Part of the reason Mr. Di Modica was less well-known than some of his contemporaries in the New York art world of the 1980s was because he was doing his best to stay out. Few of his friends were artists; he rarely attended parties and until 2012 he didn’t even have a dealership to represent him.
Nonetheless, by 1987 he had built up a list of wealthy customers and was making enough money to buy a Ferrari 328 GTS and dine frequently at Cipriani, the fast-food restaurant in downtown Manhattan.
“He couldn’t imagine when he ran away from home that he would live that way,” said Mr. Harmer, his merchant. “He felt indebted to America.”

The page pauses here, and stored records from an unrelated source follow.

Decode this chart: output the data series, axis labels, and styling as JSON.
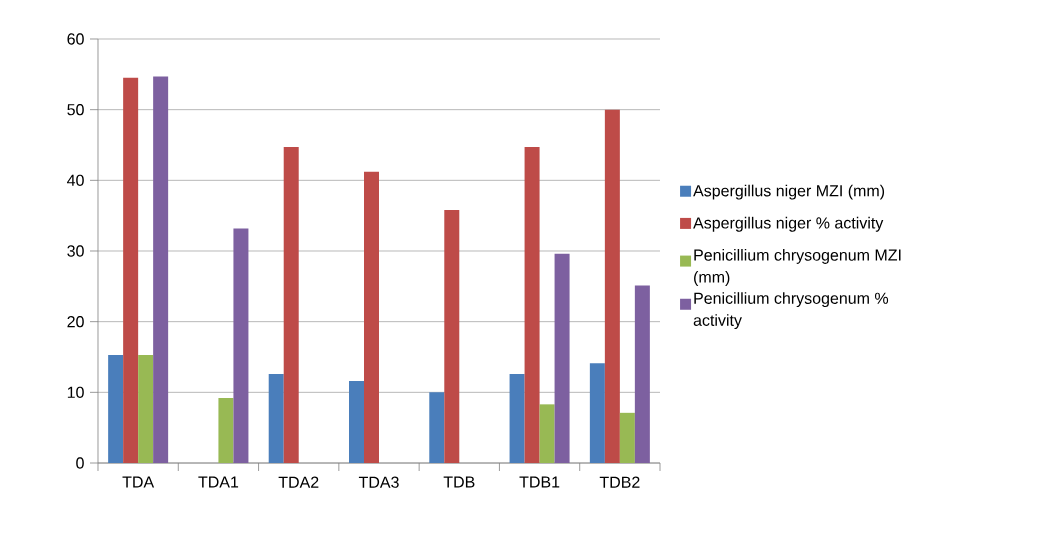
{
  "chart_data": {
    "type": "bar",
    "categories": [
      "TDA",
      "TDA1",
      "TDA2",
      "TDA3",
      "TDB",
      "TDB1",
      "TDB2"
    ],
    "series": [
      {
        "name": "Aspergillus niger MZI (mm)",
        "color": "#4a7ebb",
        "values": [
          15.3,
          0,
          12.6,
          11.6,
          10,
          12.6,
          14.1
        ]
      },
      {
        "name": "Aspergillus niger % activity",
        "color": "#be4b48",
        "values": [
          54.5,
          0,
          44.7,
          41.2,
          35.8,
          44.7,
          50
        ]
      },
      {
        "name": "Penicillium chrysogenum MZI (mm)",
        "color": "#98b954",
        "values": [
          15.3,
          9.2,
          0,
          0,
          0,
          8.3,
          7.1
        ]
      },
      {
        "name": "Penicillium chrysogenum % activity",
        "color": "#7d60a0",
        "values": [
          54.7,
          33.2,
          0,
          0,
          0,
          29.6,
          25.1
        ]
      }
    ],
    "ylim": [
      0,
      60
    ],
    "yticks": [
      0,
      10,
      20,
      30,
      40,
      50,
      60
    ],
    "grid": "y",
    "legend": "right"
  }
}
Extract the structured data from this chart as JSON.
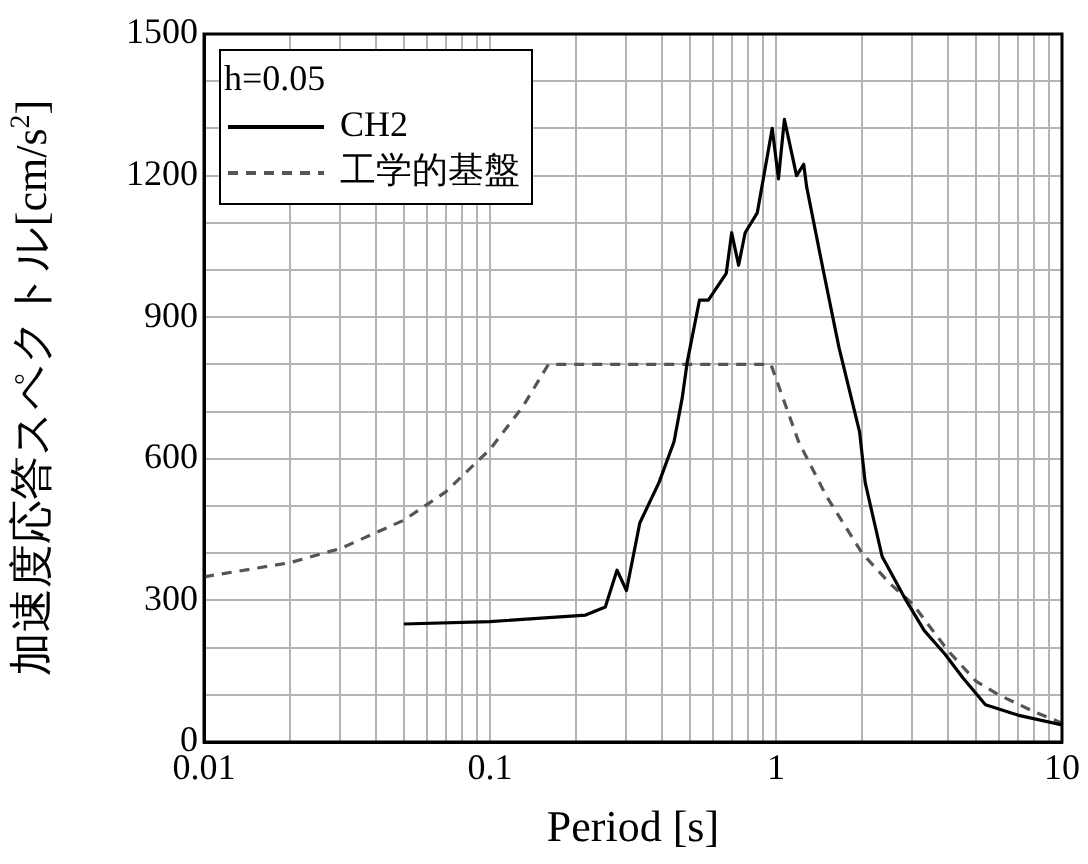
{
  "chart_data": {
    "type": "line",
    "xlabel": "Period [s]",
    "ylabel": "加速度応答スペクトル[cm/s$^{2}$]",
    "legend_title": "h=0.05",
    "legend": "top left",
    "grid": true,
    "log": "x",
    "marker": "none",
    "xlim": [
      0.01,
      10
    ],
    "ylim": [
      0,
      1500
    ],
    "xticks": [
      0.01,
      {
        "value": 0.02,
        "label": null
      },
      {
        "value": 0.03,
        "label": null
      },
      {
        "value": 0.04,
        "label": null
      },
      {
        "value": 0.05,
        "label": null
      },
      {
        "value": 0.06,
        "label": null
      },
      {
        "value": 0.07,
        "label": null
      },
      {
        "value": 0.08,
        "label": null
      },
      {
        "value": 0.09,
        "label": null
      },
      0.1,
      {
        "value": 0.2,
        "label": null
      },
      {
        "value": 0.3,
        "label": null
      },
      {
        "value": 0.4,
        "label": null
      },
      {
        "value": 0.5,
        "label": null
      },
      {
        "value": 0.6,
        "label": null
      },
      {
        "value": 0.7,
        "label": null
      },
      {
        "value": 0.8,
        "label": null
      },
      {
        "value": 0.9,
        "label": null
      },
      1,
      {
        "value": 2,
        "label": null
      },
      {
        "value": 3,
        "label": null
      },
      {
        "value": 4,
        "label": null
      },
      {
        "value": 5,
        "label": null
      },
      {
        "value": 6,
        "label": null
      },
      {
        "value": 7,
        "label": null
      },
      {
        "value": 8,
        "label": null
      },
      {
        "value": 9,
        "label": null
      },
      10
    ],
    "yticks": [
      0,
      {
        "value": 100,
        "label": null
      },
      {
        "value": 200,
        "label": null
      },
      300,
      {
        "value": 400,
        "label": null
      },
      {
        "value": 500,
        "label": null
      },
      600,
      {
        "value": 700,
        "label": null
      },
      {
        "value": 800,
        "label": null
      },
      900,
      {
        "value": 1000,
        "label": null
      },
      {
        "value": 1100,
        "label": null
      },
      1200,
      {
        "value": 1300,
        "label": null
      },
      {
        "value": 1400,
        "label": null
      },
      1500
    ],
    "series": [
      {
        "name": "CH2",
        "color": "#000000",
        "line_style": "solid",
        "x": [
          0.05,
          0.1,
          0.216,
          0.253,
          0.278,
          0.3,
          0.334,
          0.39,
          0.44,
          0.47,
          0.49,
          0.54,
          0.58,
          0.67,
          0.7,
          0.74,
          0.78,
          0.86,
          0.97,
          1.02,
          1.07,
          1.18,
          1.25,
          1.28,
          1.47,
          1.66,
          1.96,
          2.05,
          2.35,
          2.85,
          3.3,
          3.9,
          4.5,
          5.4,
          7,
          10
        ],
        "values": [
          250,
          255,
          269,
          286,
          364,
          321,
          464,
          550,
          636,
          729,
          807,
          936,
          936,
          993,
          1079,
          1010,
          1079,
          1121,
          1300,
          1193,
          1319,
          1200,
          1224,
          1176,
          993,
          836,
          657,
          550,
          393,
          300,
          236,
          186,
          136,
          79,
          57,
          36
        ]
      },
      {
        "name": "工学的基盤",
        "color": "#555555",
        "line_style": "dashed",
        "x": [
          0.01,
          0.02,
          0.03,
          0.05,
          0.07,
          0.1,
          0.13,
          0.16,
          0.96,
          1.2,
          1.5,
          2,
          2.5,
          3,
          4,
          5,
          6,
          8,
          10
        ],
        "values": [
          350,
          380,
          410,
          470,
          530,
          620,
          710,
          800,
          800,
          636,
          521,
          400,
          336,
          293,
          193,
          129,
          100,
          64,
          40
        ]
      }
    ]
  }
}
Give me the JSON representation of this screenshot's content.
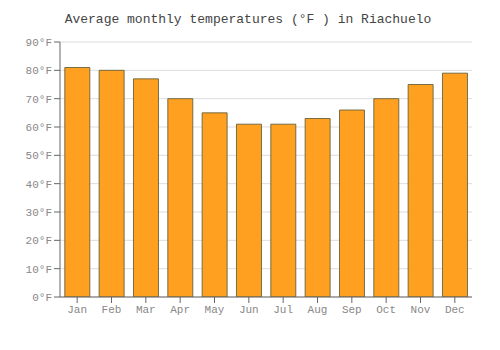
{
  "chart_data": {
    "type": "bar",
    "title": "Average monthly temperatures (°F ) in Riachuelo",
    "categories": [
      "Jan",
      "Feb",
      "Mar",
      "Apr",
      "May",
      "Jun",
      "Jul",
      "Aug",
      "Sep",
      "Oct",
      "Nov",
      "Dec"
    ],
    "values": [
      81,
      80,
      77,
      70,
      65,
      61,
      61,
      63,
      66,
      70,
      75,
      79
    ],
    "color": "#FFA020",
    "ylim": [
      0,
      90
    ],
    "yticks": [
      {
        "value": 0,
        "label": "0°F"
      },
      {
        "value": 10,
        "label": "10°F"
      },
      {
        "value": 20,
        "label": "20°F"
      },
      {
        "value": 30,
        "label": "30°F"
      },
      {
        "value": 40,
        "label": "40°F"
      },
      {
        "value": 50,
        "label": "50°F"
      },
      {
        "value": 60,
        "label": "60°F"
      },
      {
        "value": 70,
        "label": "70°F"
      },
      {
        "value": 80,
        "label": "80°F"
      },
      {
        "value": 90,
        "label": "90°F"
      }
    ],
    "grid": true
  }
}
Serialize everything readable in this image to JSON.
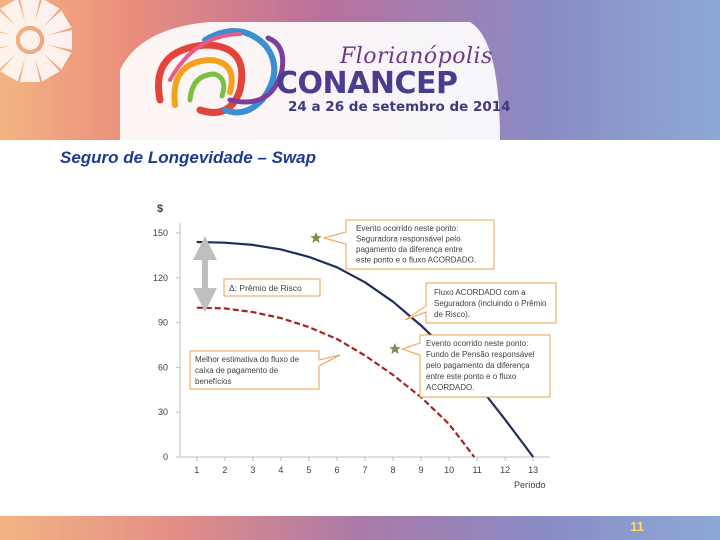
{
  "slide": {
    "title": "Seguro de Longevidade – Swap",
    "page_number": "11"
  },
  "brand": {
    "city": "Florianópolis",
    "name": "CONANCEP",
    "dates": "24 a 26 de setembro de 2014"
  },
  "colors": {
    "title": "#1f3a93",
    "line_agreed": "#1f2f5c",
    "line_estimate": "#a32424",
    "annotation_border": "#e8a04c",
    "star": "#8a8a50",
    "arrow": "#bfbfbf"
  },
  "chart_data": {
    "type": "line",
    "title": "",
    "ylabel": "$",
    "xlabel": "Período",
    "ylim": [
      0,
      150
    ],
    "xlim": [
      0.4,
      13.6
    ],
    "yticks": [
      0,
      30,
      60,
      90,
      120,
      150
    ],
    "xticks": [
      1,
      2,
      3,
      4,
      5,
      6,
      7,
      8,
      9,
      10,
      11,
      12,
      13
    ],
    "series": [
      {
        "name": "Fluxo ACORDADO com a Seguradora",
        "style": "solid",
        "color": "#1f2f5c",
        "points": [
          [
            1,
            144
          ],
          [
            2,
            143.5
          ],
          [
            3,
            142
          ],
          [
            4,
            139
          ],
          [
            5,
            134
          ],
          [
            6,
            127
          ],
          [
            7,
            117
          ],
          [
            8,
            104
          ],
          [
            9,
            88
          ],
          [
            10,
            70
          ],
          [
            11,
            49
          ],
          [
            12,
            25
          ],
          [
            13,
            0
          ]
        ]
      },
      {
        "name": "Melhor estimativa do fluxo de caixa de pagamento de benefícios",
        "style": "dashed",
        "color": "#a32424",
        "points": [
          [
            1,
            100
          ],
          [
            2,
            99.5
          ],
          [
            3,
            97
          ],
          [
            4,
            93
          ],
          [
            5,
            87
          ],
          [
            6,
            79
          ],
          [
            7,
            68
          ],
          [
            8,
            55
          ],
          [
            9,
            40
          ],
          [
            10,
            22
          ],
          [
            10.9,
            0
          ]
        ]
      }
    ],
    "annotations": {
      "premium": "Δ: Prêmio de Risco",
      "event_insurer": "Evento ocorrido neste ponto: Seguradora responsável pelo pagamento da diferença entre este ponto e o fluxo ACORDADO.",
      "agreed_flow": "Fluxo ACORDADO com a Seguradora (incluindo o Prêmio de Risco).",
      "event_fund": "Evento ocorrido neste ponto: Fundo de Pensão responsável pelo pagamento da diferença entre este ponto e o fluxo ACORDADO.",
      "best_estimate": "Melhor estimativa do fluxo de caixa de pagamento de benefícios"
    }
  }
}
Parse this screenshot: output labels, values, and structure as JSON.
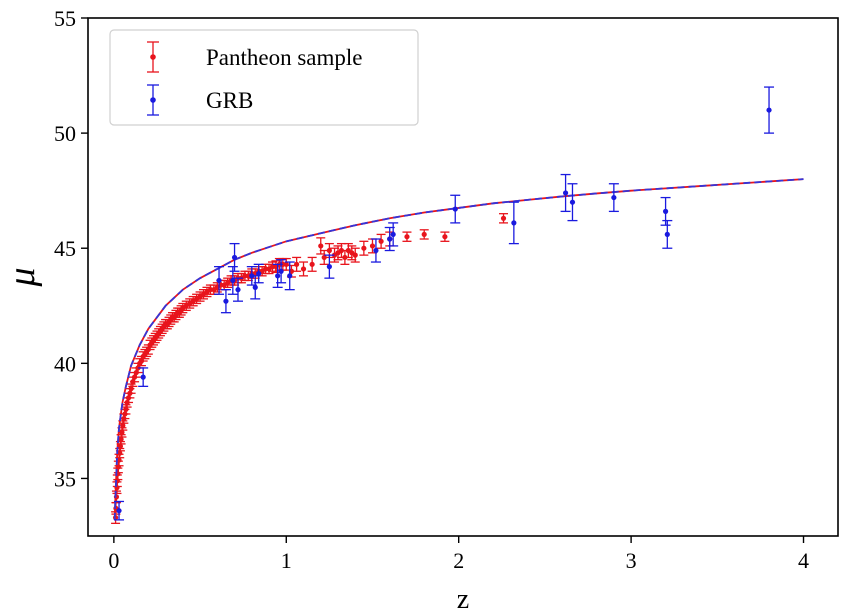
{
  "chart_data": {
    "type": "scatter",
    "title": "",
    "xlabel": "z",
    "ylabel": "μ",
    "xlim": [
      -0.15,
      4.2
    ],
    "ylim": [
      32.5,
      55
    ],
    "xticks": [
      0,
      1,
      2,
      3,
      4
    ],
    "xtick_labels": [
      "0",
      "1",
      "2",
      "3",
      "4"
    ],
    "yticks": [
      35,
      40,
      45,
      50,
      55
    ],
    "ytick_labels": [
      "35",
      "40",
      "45",
      "50",
      "55"
    ],
    "grid": false,
    "legend_position": "top-left",
    "colors": {
      "pantheon": "#e8141c",
      "grb": "#1a1adf",
      "fit_red": "#e8141c",
      "fit_blue": "#3535d8"
    },
    "series": [
      {
        "name": "Pantheon sample",
        "kind": "errorbar-points",
        "color": "#e8141c",
        "x": [
          0.01,
          0.012,
          0.015,
          0.018,
          0.02,
          0.023,
          0.026,
          0.03,
          0.034,
          0.038,
          0.042,
          0.047,
          0.052,
          0.058,
          0.064,
          0.07,
          0.077,
          0.085,
          0.093,
          0.1,
          0.11,
          0.12,
          0.13,
          0.14,
          0.15,
          0.16,
          0.17,
          0.18,
          0.19,
          0.2,
          0.21,
          0.22,
          0.23,
          0.24,
          0.25,
          0.26,
          0.27,
          0.28,
          0.29,
          0.3,
          0.31,
          0.32,
          0.33,
          0.34,
          0.35,
          0.36,
          0.37,
          0.38,
          0.39,
          0.4,
          0.42,
          0.44,
          0.46,
          0.48,
          0.5,
          0.52,
          0.54,
          0.56,
          0.58,
          0.6,
          0.62,
          0.64,
          0.66,
          0.68,
          0.7,
          0.72,
          0.74,
          0.76,
          0.78,
          0.8,
          0.82,
          0.84,
          0.86,
          0.88,
          0.9,
          0.92,
          0.94,
          0.96,
          0.98,
          1.0,
          1.03,
          1.06,
          1.1,
          1.15,
          1.2,
          1.22,
          1.25,
          1.28,
          1.3,
          1.32,
          1.34,
          1.36,
          1.38,
          1.4,
          1.45,
          1.5,
          1.55,
          1.6,
          1.7,
          1.8,
          1.92,
          2.26
        ],
        "y": [
          33.3,
          33.7,
          34.2,
          34.6,
          34.9,
          35.2,
          35.5,
          35.8,
          36.1,
          36.4,
          36.7,
          37.0,
          37.3,
          37.6,
          37.8,
          38.0,
          38.3,
          38.5,
          38.7,
          38.9,
          39.2,
          39.4,
          39.6,
          39.8,
          40.0,
          40.1,
          40.3,
          40.4,
          40.5,
          40.6,
          40.8,
          40.9,
          41.0,
          41.1,
          41.2,
          41.3,
          41.4,
          41.5,
          41.6,
          41.7,
          41.7,
          41.8,
          41.9,
          42.0,
          42.0,
          42.1,
          42.2,
          42.2,
          42.3,
          42.4,
          42.5,
          42.6,
          42.7,
          42.8,
          42.9,
          43.0,
          43.1,
          43.2,
          43.2,
          43.3,
          43.4,
          43.4,
          43.5,
          43.6,
          43.6,
          43.7,
          43.7,
          43.8,
          43.8,
          43.9,
          43.9,
          44.0,
          44.0,
          44.1,
          44.1,
          44.2,
          44.2,
          44.3,
          44.3,
          44.3,
          44.0,
          44.3,
          44.1,
          44.3,
          45.1,
          44.6,
          44.9,
          44.7,
          44.8,
          44.9,
          44.6,
          44.9,
          44.8,
          44.7,
          45.0,
          45.1,
          45.3,
          45.4,
          45.5,
          45.6,
          45.5,
          46.3
        ],
        "yerr": [
          0.25,
          0.25,
          0.25,
          0.25,
          0.25,
          0.25,
          0.25,
          0.25,
          0.2,
          0.2,
          0.2,
          0.2,
          0.2,
          0.2,
          0.2,
          0.2,
          0.2,
          0.2,
          0.2,
          0.2,
          0.2,
          0.2,
          0.2,
          0.2,
          0.2,
          0.2,
          0.2,
          0.2,
          0.2,
          0.2,
          0.2,
          0.2,
          0.2,
          0.2,
          0.2,
          0.2,
          0.2,
          0.2,
          0.2,
          0.2,
          0.2,
          0.2,
          0.2,
          0.2,
          0.2,
          0.2,
          0.2,
          0.2,
          0.2,
          0.2,
          0.2,
          0.2,
          0.2,
          0.2,
          0.2,
          0.2,
          0.2,
          0.2,
          0.2,
          0.2,
          0.2,
          0.2,
          0.2,
          0.2,
          0.2,
          0.2,
          0.2,
          0.2,
          0.2,
          0.2,
          0.2,
          0.2,
          0.2,
          0.2,
          0.2,
          0.2,
          0.25,
          0.25,
          0.25,
          0.25,
          0.25,
          0.3,
          0.3,
          0.3,
          0.35,
          0.3,
          0.3,
          0.3,
          0.3,
          0.3,
          0.3,
          0.3,
          0.3,
          0.3,
          0.3,
          0.3,
          0.3,
          0.3,
          0.2,
          0.2,
          0.2,
          0.2
        ]
      },
      {
        "name": "GRB",
        "kind": "errorbar-points",
        "color": "#1a1adf",
        "x": [
          0.03,
          0.17,
          0.61,
          0.65,
          0.69,
          0.7,
          0.72,
          0.8,
          0.82,
          0.84,
          0.95,
          0.97,
          1.02,
          1.25,
          1.52,
          1.6,
          1.62,
          1.98,
          2.32,
          2.62,
          2.66,
          2.9,
          3.2,
          3.21,
          3.8
        ],
        "y": [
          33.6,
          39.4,
          43.6,
          42.7,
          43.6,
          44.6,
          43.2,
          43.8,
          43.3,
          43.9,
          43.8,
          44.0,
          43.8,
          44.2,
          44.9,
          45.4,
          45.6,
          46.7,
          46.1,
          47.4,
          47.0,
          47.2,
          46.6,
          45.6,
          51.0
        ],
        "yerr": [
          0.4,
          0.4,
          0.6,
          0.5,
          0.6,
          0.6,
          0.5,
          0.4,
          0.5,
          0.4,
          0.5,
          0.5,
          0.6,
          0.5,
          0.5,
          0.5,
          0.5,
          0.6,
          0.9,
          0.8,
          0.8,
          0.6,
          0.6,
          0.6,
          1.0
        ]
      },
      {
        "kind": "fit-line",
        "style": "solid",
        "color": "#e8141c",
        "x": [
          0.005,
          0.01,
          0.02,
          0.03,
          0.05,
          0.07,
          0.1,
          0.15,
          0.2,
          0.3,
          0.4,
          0.5,
          0.6,
          0.7,
          0.8,
          0.9,
          1.0,
          1.2,
          1.4,
          1.6,
          1.8,
          2.0,
          2.2,
          2.4,
          2.6,
          2.8,
          3.0,
          3.2,
          3.4,
          3.6,
          3.8,
          4.0
        ],
        "y": [
          33.2,
          34.4,
          36.2,
          37.2,
          38.3,
          39.0,
          39.9,
          40.8,
          41.5,
          42.5,
          43.2,
          43.7,
          44.1,
          44.5,
          44.8,
          45.05,
          45.3,
          45.65,
          46.0,
          46.3,
          46.55,
          46.75,
          46.95,
          47.1,
          47.25,
          47.38,
          47.5,
          47.6,
          47.7,
          47.8,
          47.9,
          48.0
        ]
      },
      {
        "kind": "fit-line",
        "style": "dashed",
        "color": "#3535d8",
        "x": [
          0.005,
          0.01,
          0.02,
          0.03,
          0.05,
          0.07,
          0.1,
          0.15,
          0.2,
          0.3,
          0.4,
          0.5,
          0.6,
          0.7,
          0.8,
          0.9,
          1.0,
          1.2,
          1.4,
          1.6,
          1.8,
          2.0,
          2.2,
          2.4,
          2.6,
          2.8,
          3.0,
          3.2,
          3.4,
          3.6,
          3.8,
          4.0
        ],
        "y": [
          33.2,
          34.4,
          36.2,
          37.2,
          38.3,
          39.0,
          39.9,
          40.8,
          41.5,
          42.5,
          43.2,
          43.7,
          44.1,
          44.5,
          44.8,
          45.05,
          45.3,
          45.65,
          46.0,
          46.3,
          46.55,
          46.75,
          46.95,
          47.1,
          47.25,
          47.38,
          47.5,
          47.6,
          47.7,
          47.8,
          47.9,
          48.0
        ]
      }
    ]
  }
}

And so, when the stock market plunged in November, plunging the country into panic, he felt he had to act. Spending two years and $ 325,000 of his own money, he designed “Charging Bull,” a work he later said evoked “the strength and determination” of the American people.
Mr. Di Modica put the sculpture up for sale in the 1990s, but turned down an offer that would involve moving it to a Las Vegas casino. He eventually sold it to British investor Joe Lewis on the condition that Mr. Lewis never move it from his Bowling Green location. The amount paid by Mr. Lewis was not made public, but the price initially requested by Mr. Di Modica was $ 5 million. (Mr. Lewis also purchased several other copies of the sculpture.)
In 2000, he married Stefania Oriana Drago, who survives him, with their daughter, Marianna, and a stepdaughter, Nadia. Information on the other survivors was not immediately available.
Mr. Di Modica was extremely protective of his work. In 2006, he sued Walmart and several other companies for using “Charging Bull” images on their products.
Along with tourists, the work attracted more than its fair share of critical urban style responses. In 2008 and again in 2017, it was vandalized with paint, and in 2019 a man attacked it with what witnesses said looked like a makeshift metal banjo, leaving a six-inch gash in one of its horns. During the Occupy Wall Street protests in 2011, the police surrounded him with a high fence, lest activists attack him as a symbol of American capitalism.
One night in 2017, artist Kristen Visbal, singing Mr. Di Modica’s original stunt, illegally laid down her own bronze statue standing in front of her sculpture – this one a bronze girl in a ponytail, standing in face of “Charging Bull” with his fists on his hips.
Ms. Visbal called her work “Fearless Girl,” and it was also an immediate tourist draw and a cultural icon. But Mr Di Modica was unhappy, saying Ms Visbal had changed the meaning of his work, making a hypermasculine counterpoint to the power of girls instead of the image of universal optimism he had wanted.
In 2018, “Fearless Girl” moved to the New York Stock Exchange, not far from where Mr. Di Modica left “Charging Bull” that night in 1989.
Beginning in the late 2000s, Mr. Di Modica spent more and more time in Vittoria, his hometown, where he had purchased 13 acres for a sculpture school. He poured money into the project, ultimately selling his SoHo studio to help fund it.
Despite an ongoing battle with intestinal cancer and other ailments, he also focused on another monumental sculpture, the largest to date: two 40-foot-tall rearing horses – the prototype, has t he says, for a 132-foot job that would one day straddle a river. near Vittoria.
He completed the prototype in 2019, working hard even as his health deteriorated. When he died, he was just starting the final version.
“I have to finish this thing,” he said to Mr. Harmer. “I will die working.”